PROVIDENCE – The massive data breach at Equifax earlier this year was a hot topic during Tuesday’s third annual Cybersecurity Summit hosted by Providence Business News at the Crowne Plaza Providence-Warwick.
A panel of insurance executives, academics and police with expertise in internet security faced a nearly white-knuckled audience of managers from private business and government dealing with the rigors of keeping data private and safe online.
The specialists’ advice ranged in simplicity from training employees to guard against hackers slipping into data bases by posing as legitimate persons, to deep vetting of the small print in cyber insurance policies and contracts with iCloud vendors.
Discussion during the three-and-a-half-hour summit covered two main areas. The first was preparation and protection, that is, using software, training, smart vendors and insurance to shield a company from the damages of a data breach.
The second area was responding to a breach of data, reporting it to proper authorities, and mitigating the damage.
The data breach at Equifax last spring – exposing personal financial information of 145 million Americans – was by far the most widespread of any such breach. Matt Cullina, CEO of CyberScout, called it a “game changer” in cybersecurity.
Jeff Ziplow, cybersecurity risk assessment partner with BlumShapiro, said a grave consequence of the Equifax breach was that it let out into the cyber universe two pieces of information that do not change: people’s birth date and Social Security number.
Latest trends in cybersecurity include a larger “attack surface,” meaning the number of routes that hackers can use to enter data banks and otherwise snatch information, said Mike Steinmetz, state cybersecurity officer.
The attack surface includes a growing panoply of the Internet of Things, or mechanisms that can be managed remotely, say, from your smartphone, over the internet. Examples include home heating and cooling systems and refrigerators.
“All of these things can be hacked,” said Steinmetz. “This can adversely affect our well-being, safety and privacy.”
Panel members offered advice about protecting oneself and business from attacks that include spear-phishing, when bad actors get into your system by posing as known persons and making requests or giving orders through email; or ransomware, when hackers lock up your records and demand a ransom to free them.
“If you don’t have backups, get them soon, said John Alfred, a captain with the R.I. State Police and head of the Joint Cyber Task Force. “Backups should be off the network.”
Another safeguard is to encrypt sensitive information before exposing it to the internet. A question from the audience about a company’s practice of placing personal information on a PDF and emailing it raised an immediate, visceral groan from Linn Foster Freedman, a partner with Robinson+Cole. “You never send personal information unencrypted through the internet,” she said.
Preparation before a hack also includes creating a crisis-management team ready to respond if an attack happens, said Jerry Alderman, president of New England region property & casualty, Marsh & McLennan Agency.

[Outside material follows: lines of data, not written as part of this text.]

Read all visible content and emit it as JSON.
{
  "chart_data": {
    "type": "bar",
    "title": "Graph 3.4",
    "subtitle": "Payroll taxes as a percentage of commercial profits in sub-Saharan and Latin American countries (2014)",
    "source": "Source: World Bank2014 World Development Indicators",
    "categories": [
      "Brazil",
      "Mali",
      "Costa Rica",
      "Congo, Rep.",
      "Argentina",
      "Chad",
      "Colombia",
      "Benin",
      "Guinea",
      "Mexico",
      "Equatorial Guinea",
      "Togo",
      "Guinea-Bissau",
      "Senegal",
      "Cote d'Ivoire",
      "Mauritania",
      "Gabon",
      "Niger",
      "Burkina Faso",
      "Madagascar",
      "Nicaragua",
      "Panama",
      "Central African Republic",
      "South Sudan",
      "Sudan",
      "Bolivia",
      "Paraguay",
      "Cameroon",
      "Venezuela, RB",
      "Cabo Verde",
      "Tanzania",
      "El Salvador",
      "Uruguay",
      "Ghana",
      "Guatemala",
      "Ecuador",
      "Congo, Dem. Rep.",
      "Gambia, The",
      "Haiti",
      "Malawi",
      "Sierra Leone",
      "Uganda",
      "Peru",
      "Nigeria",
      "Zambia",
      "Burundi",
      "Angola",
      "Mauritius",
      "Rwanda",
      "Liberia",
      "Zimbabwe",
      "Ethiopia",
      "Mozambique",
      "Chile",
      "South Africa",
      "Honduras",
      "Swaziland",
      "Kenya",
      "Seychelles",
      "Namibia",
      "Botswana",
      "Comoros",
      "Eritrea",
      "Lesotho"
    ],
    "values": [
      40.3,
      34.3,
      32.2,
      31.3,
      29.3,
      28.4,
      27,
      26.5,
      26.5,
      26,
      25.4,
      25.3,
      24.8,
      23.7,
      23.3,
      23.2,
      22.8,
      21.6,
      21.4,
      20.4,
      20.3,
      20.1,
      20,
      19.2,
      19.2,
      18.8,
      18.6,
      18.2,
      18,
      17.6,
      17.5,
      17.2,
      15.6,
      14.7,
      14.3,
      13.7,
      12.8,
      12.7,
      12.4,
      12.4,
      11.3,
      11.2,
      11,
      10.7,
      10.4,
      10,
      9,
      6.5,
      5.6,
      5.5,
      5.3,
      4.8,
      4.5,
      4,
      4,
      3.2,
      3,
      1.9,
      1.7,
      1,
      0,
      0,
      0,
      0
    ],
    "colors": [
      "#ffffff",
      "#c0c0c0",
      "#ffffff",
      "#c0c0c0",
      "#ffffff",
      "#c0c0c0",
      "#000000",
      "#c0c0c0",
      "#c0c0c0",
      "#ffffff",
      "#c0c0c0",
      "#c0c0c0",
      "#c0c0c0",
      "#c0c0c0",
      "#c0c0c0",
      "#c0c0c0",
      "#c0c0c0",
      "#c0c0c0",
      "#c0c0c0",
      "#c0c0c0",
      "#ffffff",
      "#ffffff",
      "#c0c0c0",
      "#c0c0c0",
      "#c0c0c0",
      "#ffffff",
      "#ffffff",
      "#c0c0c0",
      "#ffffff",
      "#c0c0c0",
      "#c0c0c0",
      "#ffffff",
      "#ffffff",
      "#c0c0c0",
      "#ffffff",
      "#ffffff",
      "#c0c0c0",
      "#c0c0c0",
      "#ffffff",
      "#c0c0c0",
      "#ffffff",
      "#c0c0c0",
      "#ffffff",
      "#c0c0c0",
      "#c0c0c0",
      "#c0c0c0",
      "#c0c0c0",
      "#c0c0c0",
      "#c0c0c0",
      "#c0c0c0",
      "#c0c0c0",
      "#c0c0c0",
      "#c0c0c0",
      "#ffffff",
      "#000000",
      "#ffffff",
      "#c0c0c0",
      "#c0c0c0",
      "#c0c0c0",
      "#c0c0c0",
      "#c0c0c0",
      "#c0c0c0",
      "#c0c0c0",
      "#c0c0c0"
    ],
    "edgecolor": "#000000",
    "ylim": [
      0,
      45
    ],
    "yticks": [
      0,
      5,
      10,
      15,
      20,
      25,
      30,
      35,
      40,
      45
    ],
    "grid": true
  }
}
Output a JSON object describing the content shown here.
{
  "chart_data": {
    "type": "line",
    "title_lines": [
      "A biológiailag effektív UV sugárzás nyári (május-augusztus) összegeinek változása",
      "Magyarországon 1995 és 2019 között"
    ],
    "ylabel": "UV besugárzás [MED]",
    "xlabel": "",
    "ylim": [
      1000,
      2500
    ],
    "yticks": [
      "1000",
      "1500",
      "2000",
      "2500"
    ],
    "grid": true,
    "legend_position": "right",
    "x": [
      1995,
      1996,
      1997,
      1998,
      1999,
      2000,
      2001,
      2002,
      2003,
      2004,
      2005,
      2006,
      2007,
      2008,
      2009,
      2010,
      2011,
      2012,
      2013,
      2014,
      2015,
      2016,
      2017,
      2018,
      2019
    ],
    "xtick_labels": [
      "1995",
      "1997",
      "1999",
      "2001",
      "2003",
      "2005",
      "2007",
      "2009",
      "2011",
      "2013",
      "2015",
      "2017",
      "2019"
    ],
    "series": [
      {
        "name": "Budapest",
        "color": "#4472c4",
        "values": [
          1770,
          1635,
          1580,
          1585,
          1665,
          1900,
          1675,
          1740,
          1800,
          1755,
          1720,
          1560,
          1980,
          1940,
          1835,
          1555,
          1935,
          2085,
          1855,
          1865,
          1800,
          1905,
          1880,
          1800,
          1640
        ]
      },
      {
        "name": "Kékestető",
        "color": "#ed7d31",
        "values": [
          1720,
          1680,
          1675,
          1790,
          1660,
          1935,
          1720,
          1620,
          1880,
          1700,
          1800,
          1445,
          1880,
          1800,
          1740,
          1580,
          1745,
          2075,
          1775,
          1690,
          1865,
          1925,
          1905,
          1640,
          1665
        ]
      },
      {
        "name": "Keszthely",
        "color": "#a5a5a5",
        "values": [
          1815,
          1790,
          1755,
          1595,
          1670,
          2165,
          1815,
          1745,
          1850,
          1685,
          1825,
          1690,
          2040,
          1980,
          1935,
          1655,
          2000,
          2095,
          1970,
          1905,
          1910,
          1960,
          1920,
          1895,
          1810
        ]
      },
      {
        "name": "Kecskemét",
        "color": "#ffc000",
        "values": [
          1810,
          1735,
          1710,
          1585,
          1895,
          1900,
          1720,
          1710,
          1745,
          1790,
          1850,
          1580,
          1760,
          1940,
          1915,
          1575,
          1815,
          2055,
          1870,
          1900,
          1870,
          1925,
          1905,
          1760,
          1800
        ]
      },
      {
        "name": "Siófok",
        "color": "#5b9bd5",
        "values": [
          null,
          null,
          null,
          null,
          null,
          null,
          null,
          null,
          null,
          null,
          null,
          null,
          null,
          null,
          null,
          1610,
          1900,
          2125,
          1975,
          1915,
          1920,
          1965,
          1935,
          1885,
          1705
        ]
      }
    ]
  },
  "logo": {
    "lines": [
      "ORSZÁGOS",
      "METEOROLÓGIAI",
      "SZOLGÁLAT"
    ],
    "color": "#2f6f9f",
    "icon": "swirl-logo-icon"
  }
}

That response is critical, and includes many elements, including when to report the attack and to whom, how to deal with insurers from whom you should have bought cybersecurity insurance already, and how to handle reporting to people whose information was exposed, and to the public.
Asked about resources companies can use to get informed and prepared to secure their information, panelist Francesca Spidalieri, a senior fellow for cyber leadership at the Pell Center at Salve Regina University, mentioned the Pell Center and the cyber studies departments of Rhode Island’s colleges.
Alfred also encouraged the audience to become involved in the work of the Joint Cyber Task Force, which meets twice a month and welcomes public participation.
Mary Lhowe is a PBN contributing writer.